Petite anecdote : un journaliste avait demandé à Zac Efron ce qui lui avait paru le plus difficile dans ce rôle de tordu (ce n’était pas tout à fait ses mots mais le sens était le même), ce à quoi il lui avait répondu que c’était de savoir si oui ou non il participerait au projet et qu’une fois cette interrogation réglée, le plus dur était derrière lui.

Sur le moment, j’avais trouvé cette réponse un peu bizarre mais je l’avais entendue avant de voir le film. Après l’avoir vu, j’ai mieux compris sa réponse, puisque finalement, Efron joue le rôle d’un homme presque normal ou qui feint la normalité – tout en sachant au fond de lui qu’il ment à tout le monde. Le plus dur, finalement fut sans doute de prendre sur ses épaules, le temps d’un tournage et d’une promotion, un destin aussi sombre.

Le seul moment où le tueur surgit est celui où Bundy trace sur la vitre du parloir les mots Hack Saw pour expliquer ce qu’il a fait de la tête d’une victime. Des flash-back nous montrent le meurtre en question mais l’on n’est pas plus avancé. Personnellement, il aurait pu sortir un parapente de son coffre de voiture ou un château gonflable, j’aurais eu la même difficulté à mettre en relation l’homme et son action tant cela semble absurde.

Si un mortel ordinaire creuse le cœur d’un psychopathe comme Bundy, il tombe dans une mine obscure sans fin, il est au pays des ombres, c’est le bal des mauvaises nouvelles. Pas d’empathie, pas de remords mais une parfaite compréhension des codes sociaux et un mimétisme sans faille ou presque : l’ancien étudiant en droit s’habille bien, fait de grand sourires commerciaux, il a certainement le sens de la répartie et amuse la galerie.

Pour ce cas précisément et à cause de notre monde superficiel, le paraître fut pendant longtemps le plus fort. L’humanité est d’ailleurs un peu tombée de sa chaise lorsque le tueur finit par reconnaître – peu de temps avant son exécution- qu’il était bien coupable, mais il faut dire que l’image du tueur en série existait à peine dans les consciences, les instances judiciaires commençaient seulement à étudier les auteurs de crimes en série d’une manière spécifique, notamment par le biais du profiling et à l’appui d’expertises psychiatriques. La série Mindhunter parle très bien de cette époque et du contexte dans lequel fut créée l’unité d’analyse comportementale du FBI.

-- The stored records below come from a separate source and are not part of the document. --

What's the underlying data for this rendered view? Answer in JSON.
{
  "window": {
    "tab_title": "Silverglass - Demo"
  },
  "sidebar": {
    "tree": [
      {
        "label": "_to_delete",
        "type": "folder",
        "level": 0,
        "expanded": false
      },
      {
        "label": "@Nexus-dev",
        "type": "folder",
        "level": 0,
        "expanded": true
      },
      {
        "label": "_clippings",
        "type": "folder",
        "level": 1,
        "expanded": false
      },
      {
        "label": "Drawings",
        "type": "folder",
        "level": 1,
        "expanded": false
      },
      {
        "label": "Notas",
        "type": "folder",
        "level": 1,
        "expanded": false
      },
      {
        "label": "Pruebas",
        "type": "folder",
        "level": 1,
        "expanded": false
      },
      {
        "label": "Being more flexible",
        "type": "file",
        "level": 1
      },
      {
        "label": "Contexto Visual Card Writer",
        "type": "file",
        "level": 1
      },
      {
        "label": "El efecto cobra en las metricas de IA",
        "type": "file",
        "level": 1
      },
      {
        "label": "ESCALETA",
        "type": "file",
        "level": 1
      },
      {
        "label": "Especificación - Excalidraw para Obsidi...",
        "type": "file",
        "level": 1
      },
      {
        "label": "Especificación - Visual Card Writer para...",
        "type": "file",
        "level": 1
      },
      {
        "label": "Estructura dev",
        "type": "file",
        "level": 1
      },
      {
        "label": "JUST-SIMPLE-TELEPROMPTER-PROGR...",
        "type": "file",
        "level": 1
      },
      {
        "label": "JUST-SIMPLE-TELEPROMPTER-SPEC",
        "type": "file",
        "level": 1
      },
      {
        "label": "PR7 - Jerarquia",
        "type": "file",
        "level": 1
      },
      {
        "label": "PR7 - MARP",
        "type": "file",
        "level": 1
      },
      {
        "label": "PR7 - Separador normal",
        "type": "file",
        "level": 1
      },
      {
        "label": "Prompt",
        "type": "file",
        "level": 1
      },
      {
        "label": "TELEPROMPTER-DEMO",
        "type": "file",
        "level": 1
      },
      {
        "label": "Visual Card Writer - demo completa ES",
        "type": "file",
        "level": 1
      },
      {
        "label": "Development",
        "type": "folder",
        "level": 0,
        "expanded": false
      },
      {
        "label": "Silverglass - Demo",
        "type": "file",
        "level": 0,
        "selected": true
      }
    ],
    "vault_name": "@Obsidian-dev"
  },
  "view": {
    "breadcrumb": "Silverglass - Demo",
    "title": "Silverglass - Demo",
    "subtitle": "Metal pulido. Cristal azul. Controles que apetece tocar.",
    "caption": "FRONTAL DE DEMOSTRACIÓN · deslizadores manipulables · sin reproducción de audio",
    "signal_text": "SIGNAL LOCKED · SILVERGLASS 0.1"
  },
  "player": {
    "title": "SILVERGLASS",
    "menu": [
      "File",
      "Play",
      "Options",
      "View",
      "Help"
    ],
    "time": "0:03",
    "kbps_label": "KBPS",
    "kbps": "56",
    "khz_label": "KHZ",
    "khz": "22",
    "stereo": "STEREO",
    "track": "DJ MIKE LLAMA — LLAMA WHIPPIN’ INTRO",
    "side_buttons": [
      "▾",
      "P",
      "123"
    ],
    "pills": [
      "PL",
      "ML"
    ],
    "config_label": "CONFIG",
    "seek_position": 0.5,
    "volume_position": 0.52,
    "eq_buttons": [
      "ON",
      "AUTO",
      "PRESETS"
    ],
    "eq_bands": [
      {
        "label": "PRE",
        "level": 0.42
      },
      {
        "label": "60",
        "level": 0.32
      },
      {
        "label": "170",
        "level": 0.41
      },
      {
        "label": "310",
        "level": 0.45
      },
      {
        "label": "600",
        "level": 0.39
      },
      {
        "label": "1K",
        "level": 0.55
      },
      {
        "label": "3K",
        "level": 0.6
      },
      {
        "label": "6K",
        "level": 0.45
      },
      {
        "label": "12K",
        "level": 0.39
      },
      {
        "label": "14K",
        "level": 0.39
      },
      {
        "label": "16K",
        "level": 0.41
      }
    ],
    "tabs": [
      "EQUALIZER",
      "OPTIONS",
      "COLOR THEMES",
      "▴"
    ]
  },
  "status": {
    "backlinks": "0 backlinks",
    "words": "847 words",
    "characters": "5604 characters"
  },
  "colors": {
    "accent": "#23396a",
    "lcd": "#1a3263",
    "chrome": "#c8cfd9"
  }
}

J’ai passé une bonne partie du film à me demander si ce que je voyais s’était produit dans la réalité et inversement, à me questionner sur les motifs qui justifiaient le retrait de faits importants impliquant Liz Kendall dans sa relation à Ted Bundy.

Je me suis également demandée si Bundy avait réellement pu aimer Elizabeth à un moment ou à un autre et pourquoi il ne lui avait pas fait de mal. J’ai été étonné qu’il essaie – dans le film – de la contacter par téléphone aussi souvent, presque à la manière d’un être normalement attaché à un autre par de l’affection ou de l’amour.

Pour refermer ce sinistre sujet, j’ajouterai une dernière chose : si Ted Bundy avait été laid et repoussant, il y a fort à parier que l’humanité n’aurait pas tant retenu son nom, malgré la sauvagerie et l’atrocité de ses crimes, principalement à cause de cette fracture entre l’être et le paraître qui a engendrée tant de réactions, de curiosité, et disons-le aussi, de fantasmes.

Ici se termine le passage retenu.